Some of them still believe in God: what would

happen if they were to turn their disgust on God

for taking away control over their own sphincter

muscles, for instance, and think, naturally enough,

that He must be vile to be responsible for such

a thing? Far better for them to think

handling and smelling and seeing doggie’s turd is

disgusting! Do you not agree?

Right, everyone! Attention please! The game is

over and now it’s our Travel Time. It’s so

much more tasteful an expression than Exercise,

don’t you think, friend? Travel Time. Yes, I

know your old bones protest, but you know it’s good

for you. Those of you who can walk push round those

in wheelchairs, those in wheelchairs move everything

you can move as you go. Off we go now!

There are worse conditions and worse places, friend.
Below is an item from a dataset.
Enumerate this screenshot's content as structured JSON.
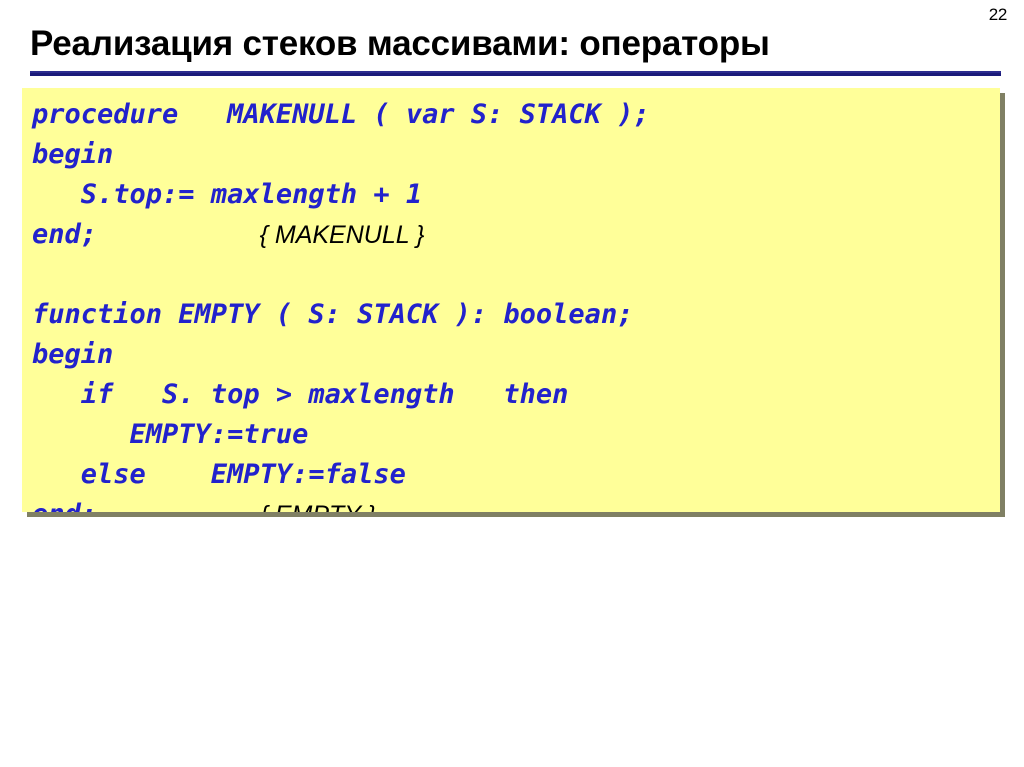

I have worked in geriatric wards where the stench of

urine and masturbation was relieved only by the odd

gangrenous limb or advanced carcinoma. Where confused

patients ate each other’s puke. Where I have seen a

nurse spray a patient’s privates with an aerosol

lavatory deodorant. Even worse, people like

these can be put away in mental wards and homes

when they are perfectly sane, simply because they

are old: they don’t stay perfectly sane long.

They are stripped of their spectacles, false teeth,

everything personal to them. They are shut away,

visits are rare and discouraged anyway, no one cares;

they are forgotten and wholly in the power of nurses

who have been known to make them alter their wills,

to scatter the ward’s pills for everyone to scramble

for, and to put Largactil in the tea unmeasured.
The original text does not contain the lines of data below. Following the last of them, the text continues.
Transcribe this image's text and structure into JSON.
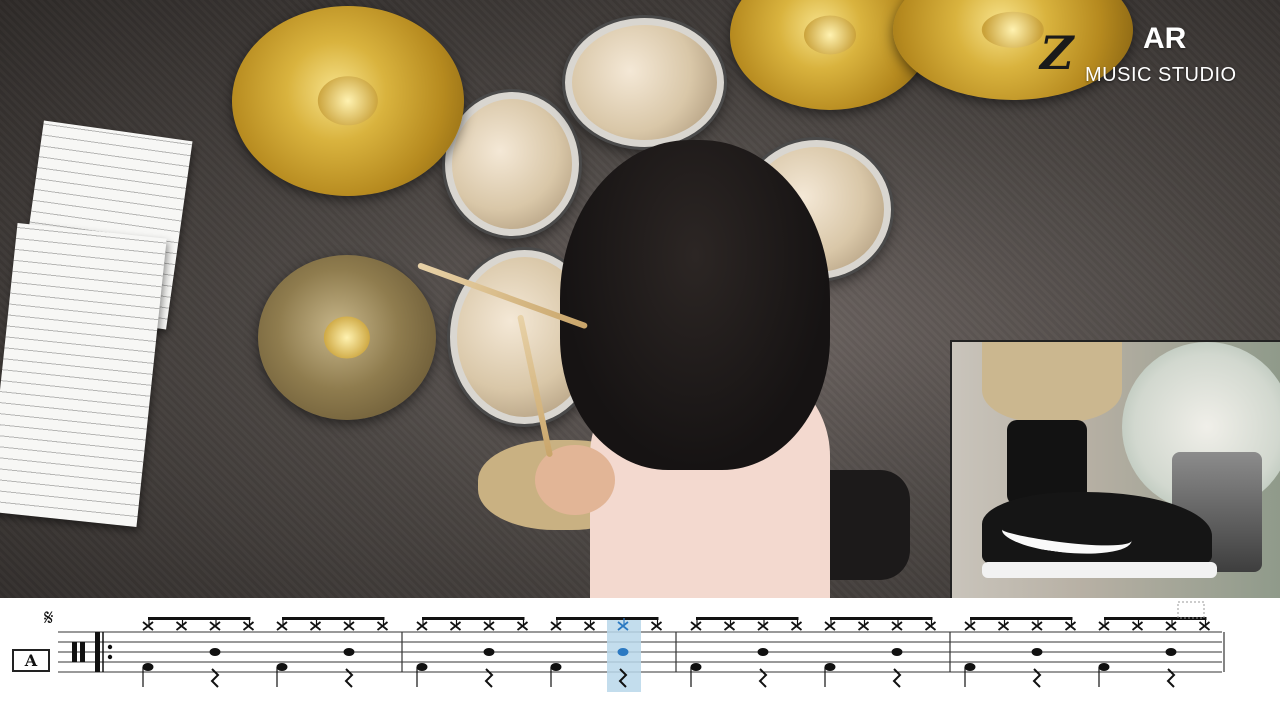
{
  "watermark": {
    "logo_letter": "Z",
    "title": "AR",
    "subtitle": "MUSIC STUDIO"
  },
  "notation": {
    "rehearsal_mark": "A",
    "segno_symbol": "𝄋",
    "measures": 4,
    "hihat_notes_per_measure": 8,
    "highlight_color": "#b9d7ea",
    "highlight_note_color": "#2b79c2",
    "current_measure": 2,
    "current_beat_eighth": 7
  },
  "colors": {
    "background_white": "#ffffff",
    "staff_line": "#333333"
  }
}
This is a happy House, friend, a holiday camp,

compared. Here I give them constant occupation, and,

most important, a framework within which to establish

— indeed, to possess — their own special personalities.

Here we respect their petty possessions, so important

to them but rubbish to us.

This is the time when the bearing surfaces of the

joints begin to wear seriously, when the walls of the

veins and arteries harden, when the nervous system

loses much of its subtlety. It has always been so.
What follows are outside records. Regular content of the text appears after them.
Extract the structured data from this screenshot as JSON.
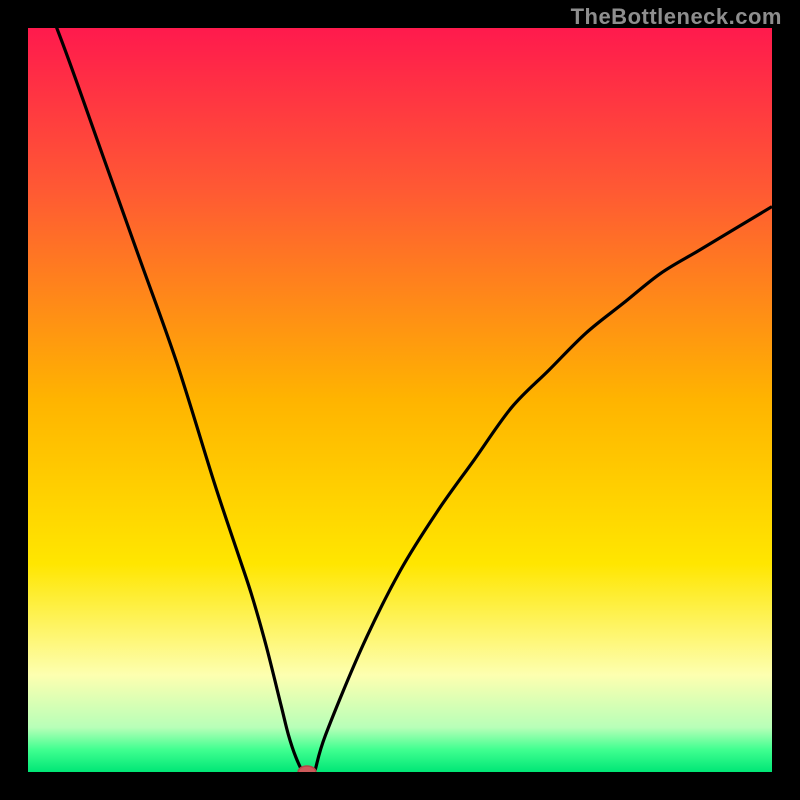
{
  "watermark": "TheBottleneck.com",
  "colors": {
    "gradient_top": "#ff1a4d",
    "gradient_upper": "#ff5a33",
    "gradient_mid": "#ffb400",
    "gradient_lower": "#ffe600",
    "gradient_pale": "#fdffb0",
    "gradient_green_light": "#80ff80",
    "gradient_green": "#00e676",
    "curve": "#000000",
    "marker_fill": "#cc5a5a",
    "marker_border": "#b34747",
    "frame": "#000000"
  },
  "chart_data": {
    "type": "line",
    "title": "",
    "xlabel": "",
    "ylabel": "",
    "xlim": [
      0,
      100
    ],
    "ylim": [
      0,
      100
    ],
    "grid": false,
    "series": [
      {
        "name": "bottleneck-curve",
        "x": [
          0,
          5,
          10,
          15,
          20,
          25,
          28,
          30,
          32,
          34,
          35,
          36,
          37,
          38,
          38.5,
          40,
          45,
          50,
          55,
          60,
          65,
          70,
          75,
          80,
          85,
          90,
          95,
          100
        ],
        "y": [
          110,
          97,
          83,
          69,
          55,
          39,
          30,
          24,
          17,
          9,
          5,
          2,
          0,
          0,
          0,
          5,
          17,
          27,
          35,
          42,
          49,
          54,
          59,
          63,
          67,
          70,
          73,
          76
        ]
      }
    ],
    "marker": {
      "x": 37.5,
      "y": 0,
      "rx": 1.2,
      "ry": 0.8
    },
    "background_gradient_stops": [
      {
        "pct": 0,
        "color": "#ff1a4d"
      },
      {
        "pct": 22,
        "color": "#ff5a33"
      },
      {
        "pct": 50,
        "color": "#ffb400"
      },
      {
        "pct": 72,
        "color": "#ffe600"
      },
      {
        "pct": 87,
        "color": "#fdffb0"
      },
      {
        "pct": 94,
        "color": "#b8ffb8"
      },
      {
        "pct": 97,
        "color": "#40ff90"
      },
      {
        "pct": 100,
        "color": "#00e676"
      }
    ]
  }
}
Today we can give them more time, by nylon balls and

sockets, drugs to thin the blood, Largactil to lift

nervous depression: but ultimately these are nothing.

You should understand the

simple fact that they are all approaching death very

quickly; and one must help them to do so in the right

spirit. It is what used to be called a holy duty. I

did not invent this system: I inherited it. And in

the end death will come to me too, probably.

There. They enjoy it. Sometimes for a change I

have them doing Travel in the form of bizarre sexual

antics. As-if-sexual, that is, in the case of some

friends. And now I give you — SPORT!

Yes, it’s Tourney Time again, friends! Remember how

you enjoyed the last Tourney we had?

Of course you do! Get the wet mops, Ivy, please. And

Charlie, you wheel Mrs Bowen to one corner, and

you, Sarah, wheel George to the opposite corner.

That’s it. One mop each,

Ivy, thank you.

On the word, then, steeds and knights, you thunder

at top speed towards each other, never flinching,

like bold and parfait gentil knights, and try to

lance each other. No stopping! Straight on, turn,

and back for another joust. Ready then? And may the

best knight win! One! Two! Three!

Well done. Mrs Bowen! A palpable hit!

One more time, then. Off you go!

Another hit for Mrs Bowen! Sarah, see if George is

still awake, will you? He doesn’t seem to be trying

very hard. Last joust, then. Away you go!

At various times in the past we

have had Balloon Races, Polo, Folk Dancing and Archery.

Mrs Bowen the Winner! Back to the table, now. The

Knobbly Knee Competition was very popular, too.

So after all our exertions let’s just have a quiet

discussion session, shall we? And as always our

subject is HOW I WANT TO GO and its related topics MY CHOICE

OF COFFIN or WHAT I WANT DONE WITH MY EARTHLY

REMAINS. First of all, let us remember first principles.

Death may be seen as the price paid for what the body

is — that is, the very biological functioning of

the body, its very nature, inherently implies and

contains death; this debt is paid in instalments;

and the period of old age is that in which all

arrears must be settled. Death indeed may often be a lot

less painful than life: the actual dying, that is.